27 septembre 2010

Cette nuit...

Cette nuit, je ne dormais pas.
Mon intestin me disait que je l'avais mal traité. Il n'aime pas quand je mange du maïs et du popcorn trop fréquemment.
Ma tête me dit mange, mais mon corps proteste. Et il ne me ménage pas. (toujours, je pense à la fable d'Ésope qu'on traduisait du latin au français)
Alors, cette nuit, il me torturait.
Je me suis levée pour prendre une Advil. Cette gélule soulage mon corps, un tantinet.

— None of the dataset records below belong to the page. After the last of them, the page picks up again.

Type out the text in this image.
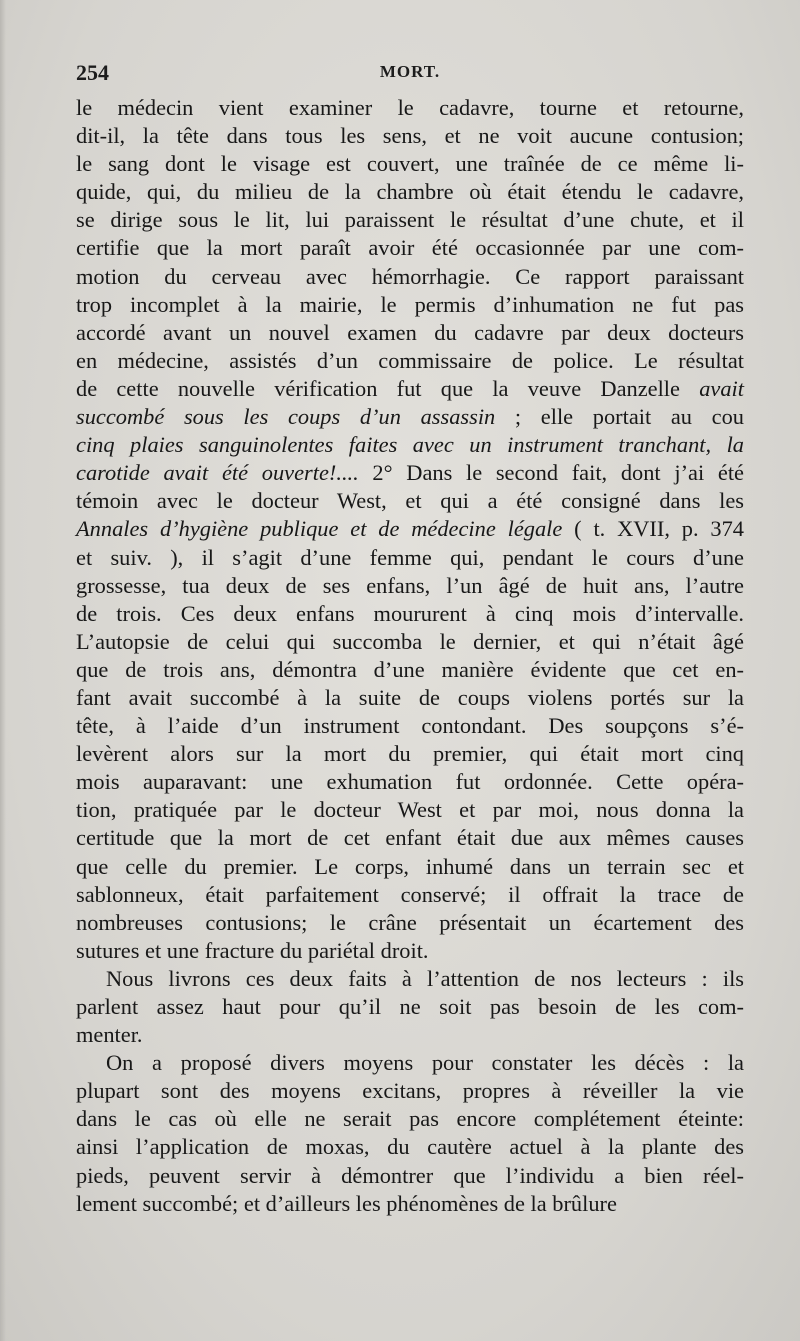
254	MORT.
le médecin vient examiner le cadavre, tourne et retourne,
dit-il, la tête dans tous les sens, et ne voit aucune contusion;
le sang dont le visage est couvert, une traînée de ce même li-
quide, qui, du milieu de la chambre où était étendu le cadavre,
se dirige sous le lit, lui paraissent le résultat d’une chute, et il
certifie que la mort paraît avoir été occasionnée par une com-
motion du cerveau avec hémorrhagie. Ce rapport paraissant
trop incomplet à la mairie, le permis d’inhumation ne fut pas
accordé avant un nouvel examen du cadavre par deux docteurs
en médecine, assistés d’un commissaire de police. Le résultat
de cette nouvelle vérification fut que la veuve Danzelle avait
succombé sous les coups d’un assassin ; elle portait au cou
cinq plaies sanguinolentes faites avec un instrument tranchant, la
carotide avait été ouverte!.... 2° Dans le second fait, dont j’ai été
témoin avec le docteur West, et qui a été consigné dans les
Annales d’hygiène publique et de médecine légale ( t. XVII, p. 374
et suiv. ), il s’agit d’une femme qui, pendant le cours d’une
grossesse, tua deux de ses enfans, l’un âgé de huit ans, l’autre
de trois. Ces deux enfans moururent à cinq mois d’intervalle.
L’autopsie de celui qui succomba le dernier, et qui n’était âgé
que de trois ans, démontra d’une manière évidente que cet en-
fant avait succombé à la suite de coups violens portés sur la
tête, à l’aide d’un instrument contondant. Des soupçons s’é-
levèrent alors sur la mort du premier, qui était mort cinq
mois auparavant: une exhumation fut ordonnée. Cette opéra-
tion, pratiquée par le docteur West et par moi, nous donna la
certitude que la mort de cet enfant était due aux mêmes causes
que celle du premier. Le corps, inhumé dans un terrain sec et
sablonneux, était parfaitement conservé; il offrait la trace de
nombreuses contusions; le crâne présentait un écartement des
sutures et une fracture du pariétal droit.
Nous livrons ces deux faits à l’attention de nos lecteurs : ils
parlent assez haut pour qu’il ne soit pas besoin de les com-
menter.
On a proposé divers moyens pour constater les décès : la
plupart sont des moyens excitans, propres à réveiller la vie
dans le cas où elle ne serait pas encore complétement éteinte:
ainsi l’application de moxas, du cautère actuel à la plante des
pieds, peuvent servir à démontrer que l’individu a bien réel-
lement succombé; et d’ailleurs les phénomènes de la brûlure
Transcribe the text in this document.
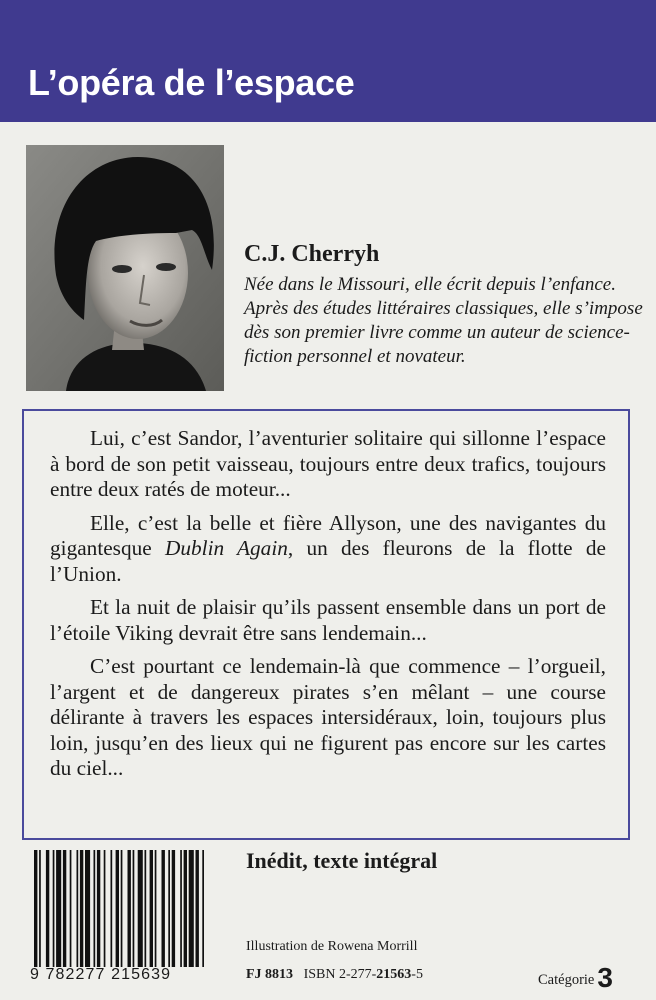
L’opéra de l’espace
C.J. Cherryh
Née dans le Missouri, elle écrit depuis l’enfance. Après des études littéraires classiques, elle s’impose dès son premier livre comme un auteur de science-fiction personnel et novateur.

Lui, c’est Sandor, l’aventurier solitaire qui sillonne l’espace à bord de son petit vaisseau, toujours entre deux trafics, toujours entre deux ratés de moteur...

Elle, c’est la belle et fière Allyson, une des navigantes du gigantesque Dublin Again, un des fleurons de la flotte de l’Union.

Et la nuit de plaisir qu’ils passent ensemble dans un port de l’étoile Viking devrait être sans lendemain...

C’est pourtant ce lendemain-là que commence – l’orgueil, l’argent et de dangereux pirates s’en mêlant – une course délirante à travers les espaces intersidéraux, loin, toujours plus loin, jusqu’en des lieux qui ne figurent pas encore sur les cartes du ciel...

9 782277 215639
Inédit, texte intégral
Illustration de Rowena Morrill
FJ 8813 ISBN 2-277-21563-5	Catégorie 3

Après quelques massages ventraux, je me dis, aussi bien regarder la télé un peu en attendant l'effet de l'antidouleur.
Je ne regarde presque jamais la télévision. Il n'y a rien dans notre boite à images. De temps en temps, à force de fouiller, je trouve des émissions à mon goût. Cette nuit, je prenais le risque de me trouver face à face avec un film pour adulte seulement. J'ai bien vu une démonstration de danse à 5$ ou à 10$ (je parle au travers mon chapeau, car je n'y connais rien). J'y suis restée quelque temps à titre documentaire. Et puis mes doigts m'ont amenée vers ARTV. Là, j'y ai fait la rencontre d'un écrivain cubain fort sympathique : Pedro Juan Gutiérrez .
J'avais entendu son nom, mais je n'ai jamais lu ses livres. L'homme m'a attirée en premier et je n'arrivais pas à savoir qui il était, l'émission était commencée. Il était interrogé par Jean Fugère (qui pratiquait son espagnol).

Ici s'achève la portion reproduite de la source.